🤖 AI Summary
To address the challenges of limited local observations, high explicit communication overhead, and low global coordination efficiency in Multi-Agent Pickup and Delivery (MAPD) tasks within narrow-aisle environments (e.g., warehouses), this paper proposes a sequence-based implicit coordination path planning framework. It jointly encodes multi-agent trajectories into a permutation-invariant sequence and leverages Transformer architectures to enable implicit information exchange without explicit inter-agent communication. We theoretically establish that the resulting sequential policy possesses order-invariance optimality, reducing decision complexity from exponential to linear in the number of agents. Integrating distributed execution with imitation learning ensures both real-time responsiveness and strong generalization. Experiments demonstrate that our method significantly outperforms existing learning-based approaches across multiple MAPF benchmarks and their variants, while maintaining robust high performance in unseen complex environments—thereby enhancing both coordination efficiency and global situational awareness.
📝 Abstract
Multi-Agent Pickup and Delivery (MAPD) is a challenging extension of Multi-Agent Path Finding (MAPF), where agents are required to sequentially complete tasks with fixed-location pickup and delivery demands. Although learning-based methods have made progress in MAPD, they often perform poorly in warehouse-like environments with narrow pathways and long corridors when relying only on local observations for distributed decision-making. Communication learning can alleviate the lack of global information but introduce high computational complexity due to point-to-point communication.
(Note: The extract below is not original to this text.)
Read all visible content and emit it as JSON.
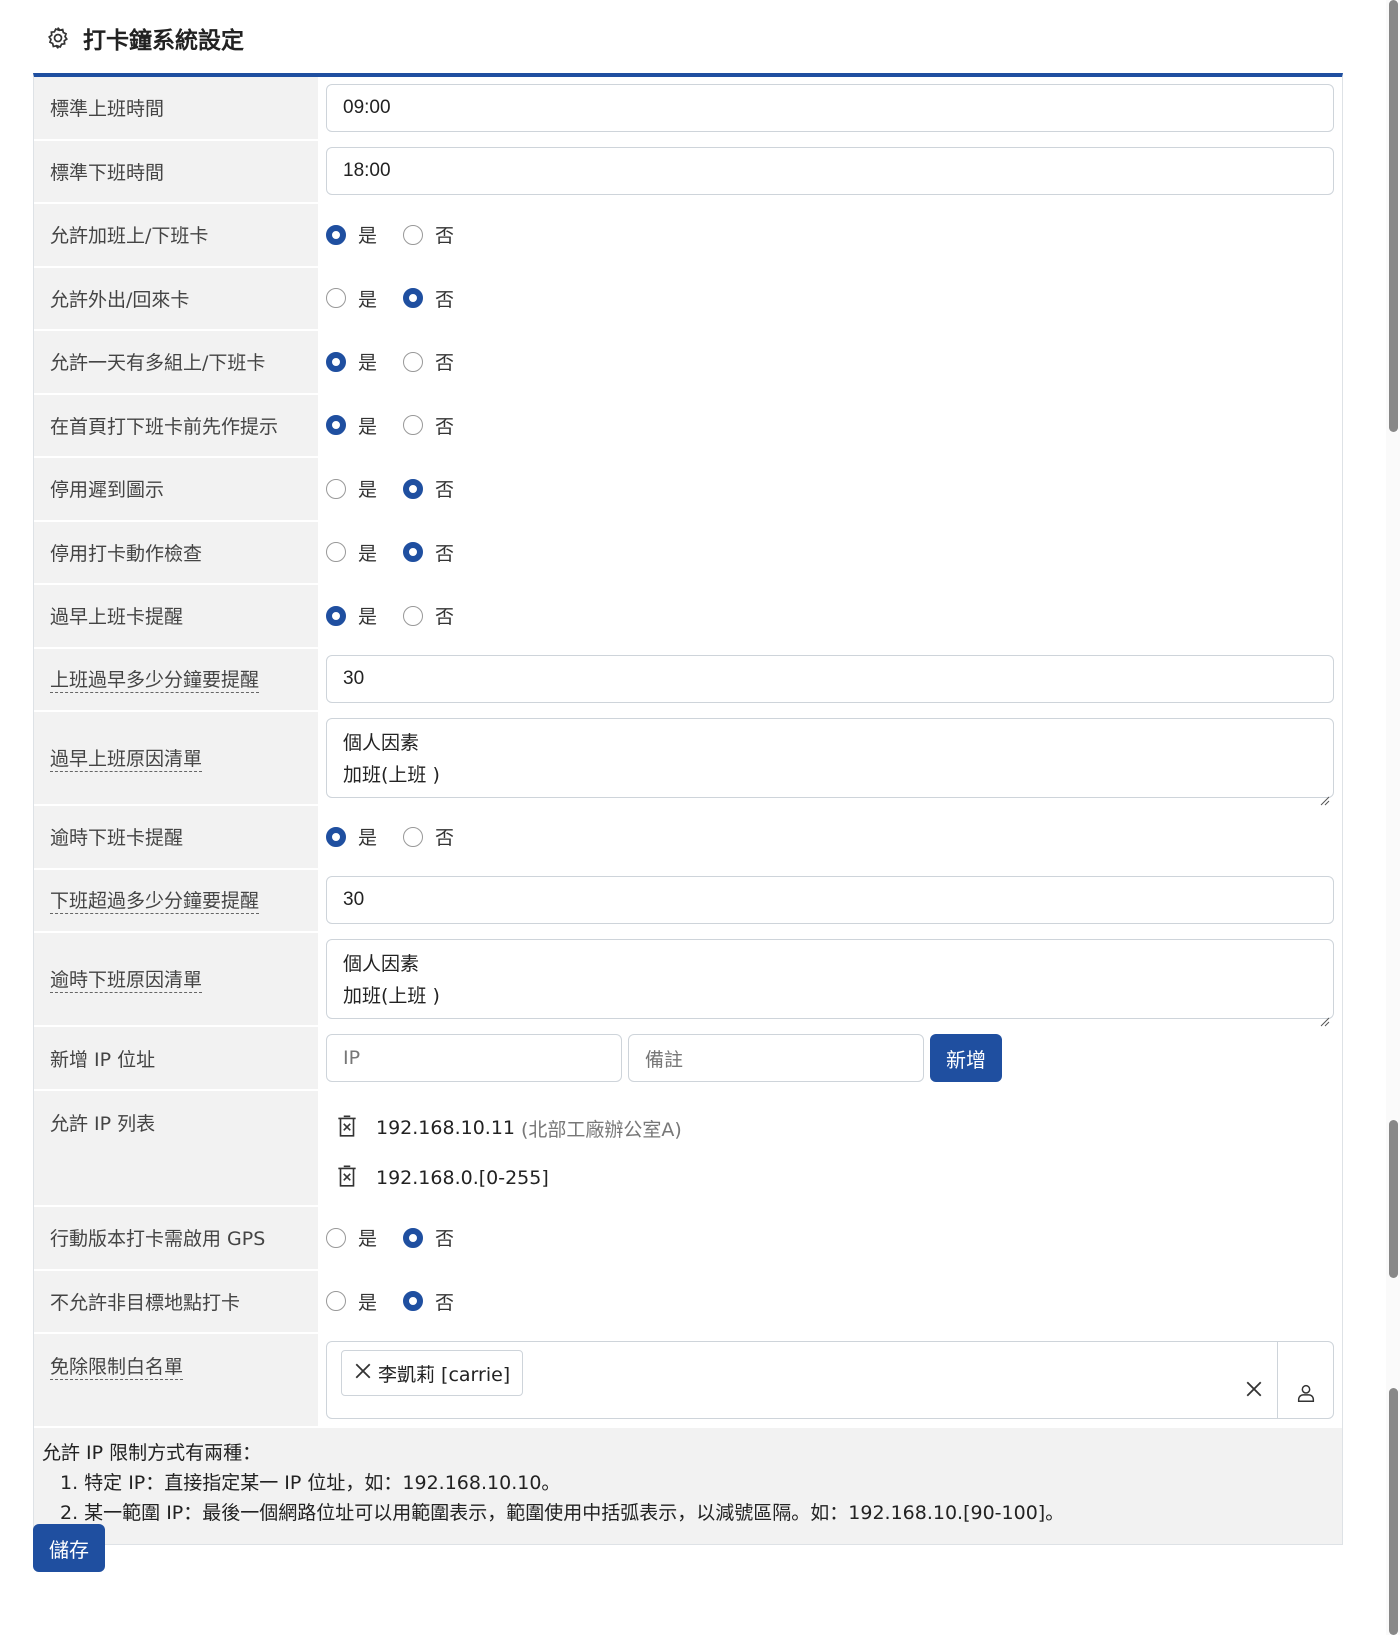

To address this challenge, we formulate MAPF as a sequence modeling problem and prove that path-finding policies under sequence modeling possess order-invariant optimality, ensuring its effectiveness in MAPD. Building on this, we propose the Sequential Pathfinder (SePar), which leverages the Transformer paradigm to achieve implicit information exchange, reducing decision-making complexity from exponential to linear while maintaining efficiency and global awareness. Experiments demonstrate that SePar consistently outperforms existing learning-based methods across various MAPF tasks and their variants, and generalizes well to unseen environments. Furthermore, we highlight the necessity of integrating imitation learning in complex maps like warehouses.